I'm sure it's been know for shrimp and other crustaceans to make attempts for freedom!

You're going to bring The CEG down on you about home test kits! You know he'll say that you can only trust your flora and fauna to say that your water chemistry is ok.

When was your last water change?


----------



## idris (14 Jun 2011)

I've already had to bear the Wrath Of Ceg once in the last 24hrs for suggesting I might add fauna. God help me now I have. (Other deities are available.) And I'll happily defend my use of them on another thread  but not this one. 

Did a 30% water change and rinsed the filter media yesterday, about 4-5hrs before the livestock went in.


----------



## Radik (14 Jun 2011)

They are escape artists. I found one Amano 4 meters from tank once. 2 days ago I found one CRS next to tank.. when I was about to throw her away she moved leg. So I put her back to tank and she got 2nd chance now.


----------



## idris (14 Jun 2011)

Radik said:
			
		

> I found one Amano 4 meters from tank once.


CHUFFING NORA!!! I thought they were aquatic   
I've got some holes in the cover glass for the pipes but I think I'll be covering those up or kitty's gonna get a snack


----------



## howanic (14 Jun 2011)

When I had a tank in my bedroom I woke up to find one crawling up my leg in bed with me! I still don't know how it got out of the tank, across the room, onto the bed and under the covers. Creepy

I'm sure this is a stupid question but hows your co2?


----------



## Bobtastic (14 Jun 2011)

Lol, that is amazing! I best not let the misses read these posts as she will never let me have shrimp again!

So seems to be normal Idris, just put up a crash net around your tanks cos it'll be a long way down!


----------



## idris (14 Jun 2011)

howanic said:
			
		

> ...I'm sure this is a stupid question but hows your co2?

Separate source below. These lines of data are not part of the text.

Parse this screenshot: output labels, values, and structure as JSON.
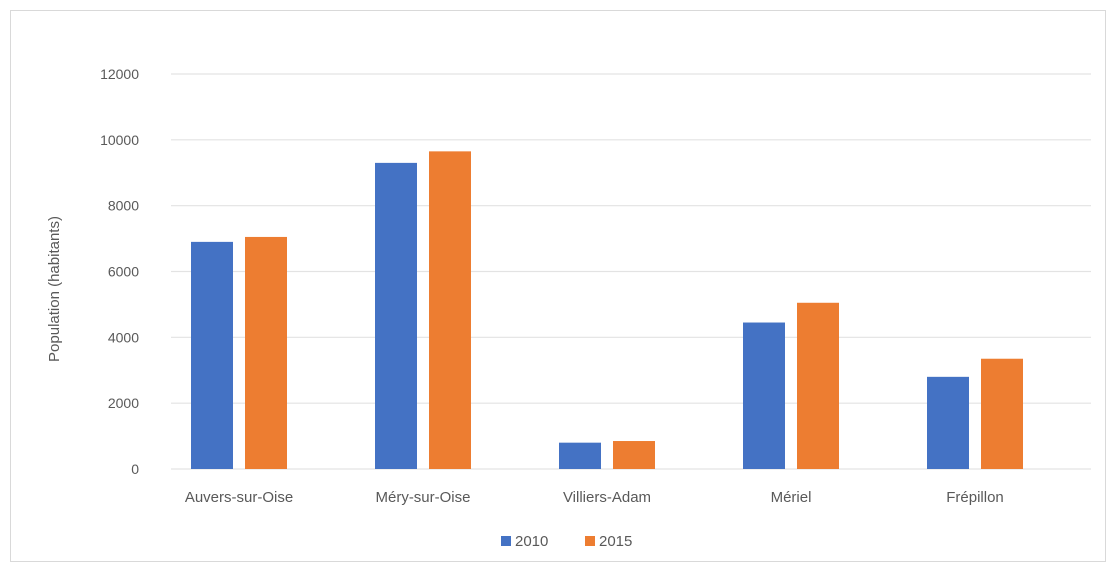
{
  "chart_data": {
    "type": "bar",
    "title": "",
    "xlabel": "",
    "ylabel": "Population (habitants)",
    "ylim": [
      0,
      12000
    ],
    "yticks": [
      0,
      2000,
      4000,
      6000,
      8000,
      10000,
      12000
    ],
    "grid": true,
    "legend_position": "bottom",
    "categories": [
      "Auvers-sur-Oise",
      "Méry-sur-Oise",
      "Villiers-Adam",
      "Mériel",
      "Frépillon"
    ],
    "series": [
      {
        "name": "2010",
        "color": "#4472c4",
        "values": [
          6900,
          9300,
          800,
          4450,
          2800
        ]
      },
      {
        "name": "2015",
        "color": "#ed7d31",
        "values": [
          7050,
          9650,
          850,
          5050,
          3350
        ]
      }
    ]
  }
}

Only adding a little Easycabo - nothing gaseous.


----------



## twg (15 Jun 2011)

Notorious for escaping these chaps.

I lost the majority of mine over the course of a few days. Would wake up each morning to discover another body nestled in the carpet   

I'm not sure where they were hoping to go, Japan maybe? One did make it downstairs to the kitchen, how he managed that i'll never know!


----------



## Bungy (13 Sep 2011)

Ive had this problem when setting up new tanks, first few days they seem to congregate at the top back corners and try and climb out - Never worked out why but can only assume they much prefer a fully matured tank with old water. Solution for me is making sure my water level is a couple of inches from full.


----------